CARNET D'ADRESSES

Tu l'as, tu as le pouvoir

Cinq trucs pour asseoir son leadership

100Premiers joursComment poser des actes fondateurs et tracer une feuille de route susceptible d’entraîner ses équipes, pour s’imposer sans heurt dans un poste de direction.

Le style

Ce style sera toujours comparé à l’aune de celui de son prédécesseur. Il convient d’évaluer la marque qu’il a laissée, tant dans les esprits, que dans les pratiques de l’entreprise. Le nouveau dirigeant tisse des liens en empathie avec ses équipes, mais en gardant ses distances.

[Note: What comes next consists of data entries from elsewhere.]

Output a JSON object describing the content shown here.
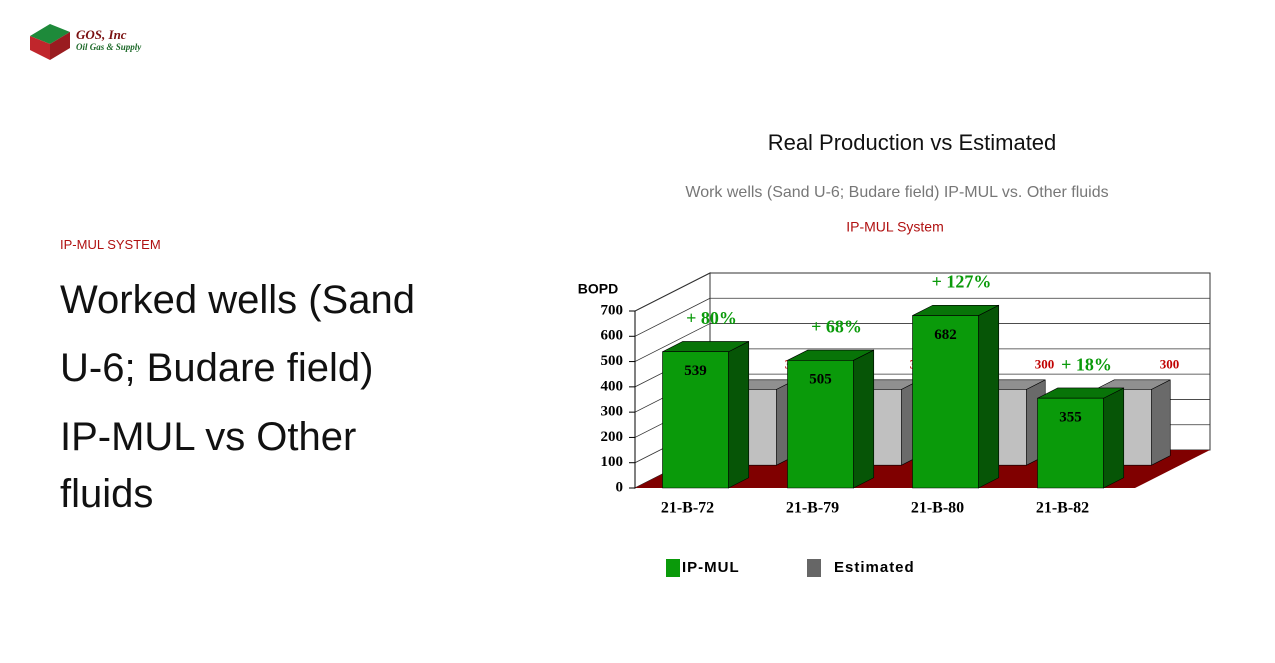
{
  "logo": {
    "name": "GOS, Inc",
    "tagline": "Oil Gas & Supply"
  },
  "section_label": "IP-MUL SYSTEM",
  "headings": [
    "Worked wells (Sand U-6; Budare field)",
    "IP-MUL vs Other fluids"
  ],
  "chart_data": {
    "type": "bar3d",
    "title": "Real Production vs Estimated",
    "subtitle": "Work wells (Sand U-6; Budare field) IP-MUL vs. Other fluids",
    "caption": "IP-MUL System",
    "y_label": "BOPD",
    "categories": [
      "21-B-72",
      "21-B-79",
      "21-B-80",
      "21-B-82"
    ],
    "series": [
      {
        "name": "IP-MUL",
        "color": "#0a9a0a",
        "values": [
          539,
          505,
          682,
          355
        ]
      },
      {
        "name": "Estimated",
        "color": "#c0c0c0",
        "values": [
          300,
          300,
          300,
          300
        ]
      }
    ],
    "annotations": [
      "+ 80%",
      "+ 68%",
      "+ 127%",
      "+ 18%"
    ],
    "ylim": [
      0,
      700
    ],
    "yticks": [
      0,
      100,
      200,
      300,
      400,
      500,
      600,
      700
    ],
    "grid": true,
    "floor_color": "#800000",
    "legend": "bottom"
  }
}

Ni trop cassant, ni complaisant, il montre son implication, mais sait déléguer à bon escient. Ses premières décisions en matière de gestion du personnel seront scrutées à la loupe et laisseront une impression indélébile.

Le rythme

D’abord s’imprégner des valeurs de l’entreprise : si le nouvel arrivant au poste de direction sait qu’il ne doit pas aller trop vite, il est conscient qu’il sera jugé par sa rapidité à décider et sa capacité à trancher dans le vif. La moindre de ses hésitations crée des tensions, toujours exacerbées en période de transition. A lui d’impulser le rythme du changement : savoir transformer tout en préservant et en consolidant les fondamentaux de l’entreprise.

L’échange

Les trois premiers mois dans une nouvelle société sont largement consacrés à l’écoute et à la communication : rencontrer tous les collaborateurs et expliciter ses intentions. Dans cet exercice, la notion de réciprocité est primordiale : on apprend tout de la marche de la maison, mais on apporte son savoir-faire de manager. De la qualité de ces échanges dépendront la pertinence des remaniements engagés et des nouvelles orientations.

La preuve

Tous attendent du dirigeant des actes. Tant ses collaborateurs, auxquels il doit prouver sa légitimité, que ceux qui l’ont nommé, vis-à-vis desquels, il doit se montrer digne de confiance. En faisant preuve de loyauté à leur égard, il s’assure de leur soutien dans la mission qu’ils lui ont confiée et obtient les moyens d’atteindre les objectifs fixés. Sa situation s’en trouve confortée, il entre dans une phase de consolidation.

La vision

Les trois premiers mois de prise de fonction permettent au dirigeant d’élaborer sa vision de l’entreprise pour les deux à trois ans à venir. La référence aux 100 premiers jours a une fonction symbolique estime Gilles Amado, professeur émérite de psychosociologie des organisations à HEC : « La qualité d’un management se juge sur la durée. Ce mythe des 100 jours représente une pression mentale et opérationnelle à double tranchant pour le nouvel élu : il peut lui autoriser la présentation d’un projet nouveau, s’il bénéficie d’une lune de miel, mais il peut aussi le pousser à des décisions trop précoces, voire à une rupture inadaptée, conséquence du stress généré par ce mythe. » Les résultats d’un manager ne s’évaluent, généralement, pas avant 24 à 36 mois.